A new liposomal formulation containing a synergistic combination of a PARPi and a copper complex, called LUV/CBP-01N-PARPi, was evaluated for its antitumor potential in an in vivo chorioallantoic membrane (CAM) model using chicken embryos bearing TNBC.

Previously, an in vivo toxicity assay was conducted using the CAM model of chicken embryos, in which windows were opened in the shells of fertile chicken eggs on the 7th day of incubation. The membrane was removed from the underlying CAM vascular membrane and the treatments were inserted into the window and CAM. For LUV/CBP-01N-PARPi, five serial dilutions were used. Treatments with free CBP-01N and PARPi and with the combination of both (CBP-01N-PARPi) were also included. Treatments with the dilution vehicles PBS 1 × and dimethyl sulfoxide were also carried out. In each group, five eggs were included. After 8 days, the live embryos were euthanized, weighed and macroscopic lesions were evaluated. For the inhibition assay, a xenograft was performed using human triple-negative breast cancer cells (MDA-MB-231) on the CAM. Matrigel and the LUV/CBP-01N-PARPi treatment were inoculated. Treatments with control LUV, 1 × PBS, DMSO and CBP-01N-PARPi/free were also included. For each group, 10 eggs were separated, and, on the 14th day, they were opened to evaluate the size of the tumor mass. The entire procedure with Gallus gallus domesticus embryos was authorized by the Ethics Committee on the Use of Animals (CEUA), under Protocol n° 23117.081885/2023-22.

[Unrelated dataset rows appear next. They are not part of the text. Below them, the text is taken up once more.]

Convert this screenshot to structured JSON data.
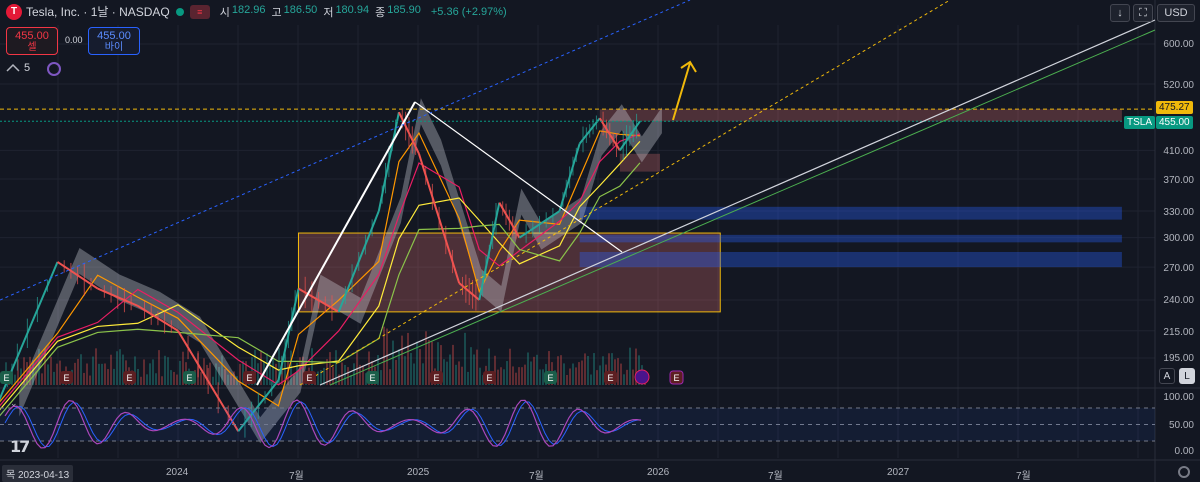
{
  "header": {
    "logo": "T",
    "symbol_title": "Tesla, Inc. · 1날 · NASDAQ",
    "flag": "≡",
    "ohlc": [
      {
        "k": "시",
        "v": "182.96"
      },
      {
        "k": "고",
        "v": "186.50"
      },
      {
        "k": "저",
        "v": "180.94"
      },
      {
        "k": "종",
        "v": "185.90"
      }
    ],
    "change": "+5.36 (+2.97%)"
  },
  "trade": {
    "sell_price": "455.00",
    "sell_label": "셀",
    "spread": "0.00",
    "buy_price": "455.00",
    "buy_label": "바이"
  },
  "indicators": {
    "count": "5"
  },
  "toolbar": {
    "download_icon": "↓",
    "fullscreen_icon": "⛶",
    "currency": "USD"
  },
  "price_axis": {
    "labels": [
      "600.00",
      "520.00",
      "410.00",
      "370.00",
      "330.00",
      "300.00",
      "270.00",
      "240.00",
      "215.00",
      "195.00"
    ],
    "tag_level": "475.27",
    "tag_symbol": "TSLA",
    "tag_price": "455.00"
  },
  "osc_axis": {
    "labels": [
      "100.00",
      "50.00",
      "0.00"
    ]
  },
  "pane_buttons": {
    "auto": "A",
    "log": "L"
  },
  "time_axis": {
    "cursor_date": "목 2023-04-13",
    "labels": [
      "2024",
      "7월",
      "2025",
      "7월",
      "2026",
      "7월",
      "2027",
      "7월"
    ]
  },
  "earnings_markers": [
    "E",
    "E",
    "E",
    "E",
    "E",
    "E",
    "E",
    "E",
    "E",
    "E",
    "E",
    "E"
  ],
  "tv_logo": "17",
  "chart_data": {
    "type": "candlestick",
    "title": "Tesla, Inc. · 1날 · NASDAQ",
    "ylim": [
      180,
      640
    ],
    "x": [
      "2023-04",
      "2024-01",
      "2024-07",
      "2025-01",
      "2025-07",
      "2026-01",
      "2026-07",
      "2027-01",
      "2027-07"
    ],
    "series": [
      {
        "name": "TSLA",
        "values": [
          {
            "date": "2023-04",
            "close": 165
          },
          {
            "date": "2023-07",
            "close": 275
          },
          {
            "date": "2023-09",
            "close": 250
          },
          {
            "date": "2023-11",
            "close": 235
          },
          {
            "date": "2024-01",
            "close": 215
          },
          {
            "date": "2024-04",
            "close": 150
          },
          {
            "date": "2024-06",
            "close": 180
          },
          {
            "date": "2024-07",
            "close": 250
          },
          {
            "date": "2024-09",
            "close": 230
          },
          {
            "date": "2024-11",
            "close": 330
          },
          {
            "date": "2024-12",
            "close": 470
          },
          {
            "date": "2025-01",
            "close": 405
          },
          {
            "date": "2025-03",
            "close": 255
          },
          {
            "date": "2025-04",
            "close": 240
          },
          {
            "date": "2025-05",
            "close": 340
          },
          {
            "date": "2025-06",
            "close": 300
          },
          {
            "date": "2025-08",
            "close": 330
          },
          {
            "date": "2025-09",
            "close": 420
          },
          {
            "date": "2025-10",
            "close": 460
          },
          {
            "date": "2025-11",
            "close": 410
          },
          {
            "date": "2025-12",
            "close": 455
          }
        ]
      }
    ],
    "levels": [
      475.27,
      455.0
    ],
    "zones": [
      {
        "from": "2024-07",
        "to": "2026-04",
        "low": 230,
        "high": 305,
        "color": "#e57373"
      },
      {
        "from": "2025-11",
        "to": "2026-01",
        "low": 380,
        "high": 405,
        "color": "#e57373"
      },
      {
        "from": "2025-10",
        "to": "2027-12",
        "low": 455,
        "high": 475,
        "color": "#e57373"
      },
      {
        "from": "2025-09",
        "to": "2027-12",
        "low": 320,
        "high": 335,
        "color": "#2962ff"
      },
      {
        "from": "2025-09",
        "to": "2027-12",
        "low": 295,
        "high": 303,
        "color": "#2962ff"
      },
      {
        "from": "2025-09",
        "to": "2027-12",
        "low": 270,
        "high": 285,
        "color": "#2962ff"
      }
    ],
    "oscillator": {
      "ylim": [
        0,
        100
      ],
      "levels": [
        80,
        50,
        20
      ]
    },
    "grid": true
  },
  "colors": {
    "background": "#131722",
    "up": "#26a69a",
    "down": "#ef5350",
    "accent": "#2962ff",
    "level": "#f0b90b",
    "zone_red": "#e57373",
    "zone_blue": "#2962ff",
    "oscillator": "#ab47bc"
  }
}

In the toxicity assay, survival, weight loss, and malformations in the internal organs of the embryo were evaluated. Starting from the fourth dilution, 80% survival was achieved and only one hepatic alteration was observed, which was then selected for the antitumor assay. In the treatments with PBS, DMSO, and control LUV, tumor masses with prominent vascularization were observed. In the treatment with CBP-01N-PARPi-free the tumor was formed but with a smaller volume compared to the controls. However, the most pronounced effect was observed in the treatment with LUV/CBP-01N-PARPi, where a small, dark, and friable mass was present. These findings suggest that the nanostructured system enhances the release of the synergistic agents, potentiating the antitumorigenic effect. Controlling the progression of TNBC cells is important to inhibit tumor progression processes such as metastasis.

LUV/CBP-01N-PARPi proved to be promising in inhibiting the progression of TNBC cells. Additional assays are being conducted to validate the antitumor effect. However, the potential of LUV/CBP-01N-PARPi as an innovative strategy for the treatment of TNBC is undeniable.